Venezuelan FM condemns human rights violation in Colombia
Prensa Latina, October 30, 2019 
“Venezuela’s foreign minister, Jorge Arreaza, on Wednesday urged the international community to express themselves against the serious consequences of violence reinstalled in Colombia and the permanent violations of human rights. Following the murder of eight members of the neighboring country’s indigenous community the day before, without a statement from the Colombian state, Arreaza sent a message of solidarity from the Bolivarian people and government via Twitter. In this regard, he pointed out that Venezuela repeatedly condemned human rights violations and massacres of social leaders, indigenous people and ex-combatants carried out by Colombia’s ruling class.”

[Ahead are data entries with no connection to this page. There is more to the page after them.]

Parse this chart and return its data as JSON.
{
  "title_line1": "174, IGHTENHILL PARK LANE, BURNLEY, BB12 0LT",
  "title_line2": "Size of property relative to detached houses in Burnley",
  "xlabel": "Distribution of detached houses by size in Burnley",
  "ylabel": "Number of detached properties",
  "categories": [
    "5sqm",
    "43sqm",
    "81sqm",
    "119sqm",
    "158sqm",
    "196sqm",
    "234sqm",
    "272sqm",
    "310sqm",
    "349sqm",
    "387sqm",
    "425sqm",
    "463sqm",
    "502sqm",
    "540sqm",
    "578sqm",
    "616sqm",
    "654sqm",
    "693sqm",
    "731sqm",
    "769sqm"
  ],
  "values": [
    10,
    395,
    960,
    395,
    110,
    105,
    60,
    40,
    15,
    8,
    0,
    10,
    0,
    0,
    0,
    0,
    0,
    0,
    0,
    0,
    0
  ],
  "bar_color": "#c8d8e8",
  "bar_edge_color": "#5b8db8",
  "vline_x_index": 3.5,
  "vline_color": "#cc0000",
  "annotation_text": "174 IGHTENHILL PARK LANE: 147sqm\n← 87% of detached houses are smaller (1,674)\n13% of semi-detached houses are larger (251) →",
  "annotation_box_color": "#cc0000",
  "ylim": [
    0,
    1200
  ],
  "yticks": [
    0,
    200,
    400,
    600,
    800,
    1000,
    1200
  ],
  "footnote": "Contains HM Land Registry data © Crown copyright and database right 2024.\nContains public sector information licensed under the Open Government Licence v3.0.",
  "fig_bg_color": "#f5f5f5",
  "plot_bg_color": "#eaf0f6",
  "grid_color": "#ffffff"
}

‘Living a daily tragedy’: Venezuelans struggle to survive in Colombia
Steven Grattan, The Guardian, November 1, 2019 
“Since Venezuela’s economic collapse began under the presidency of Nicolás Maduro in 2016, violence, insecurity and a severe lack of basic food and medicine have caused more than 4 million people to flee. An estimated 1.5 million have settled in Colombia. About 59,500 have settled in Maicao, smaller in size and with less public infrastructure than the more popular migrant entry point of Cúcuta, and it’s struggling to cope. A UN assessment of Venezuelans’ living conditions in Maicao found almost half were living on the streets, or in informal settlements in and around the city. A year ago, with public spaces and local infrastructure like hospitals and schools starting to collapse, the city’s mayor pleaded with the UN for help. The UN refugee agency, the UN High Commissioner for Refugees (UNHCR), opened its first camp in Colombia, giving a maximum of one month’s temporary respite to the most vulnerable.”

* The Colombia News Brief is a selection of relevant news articles, all of which do not necessarily reflect the viewpoint of the Latin America Working Group.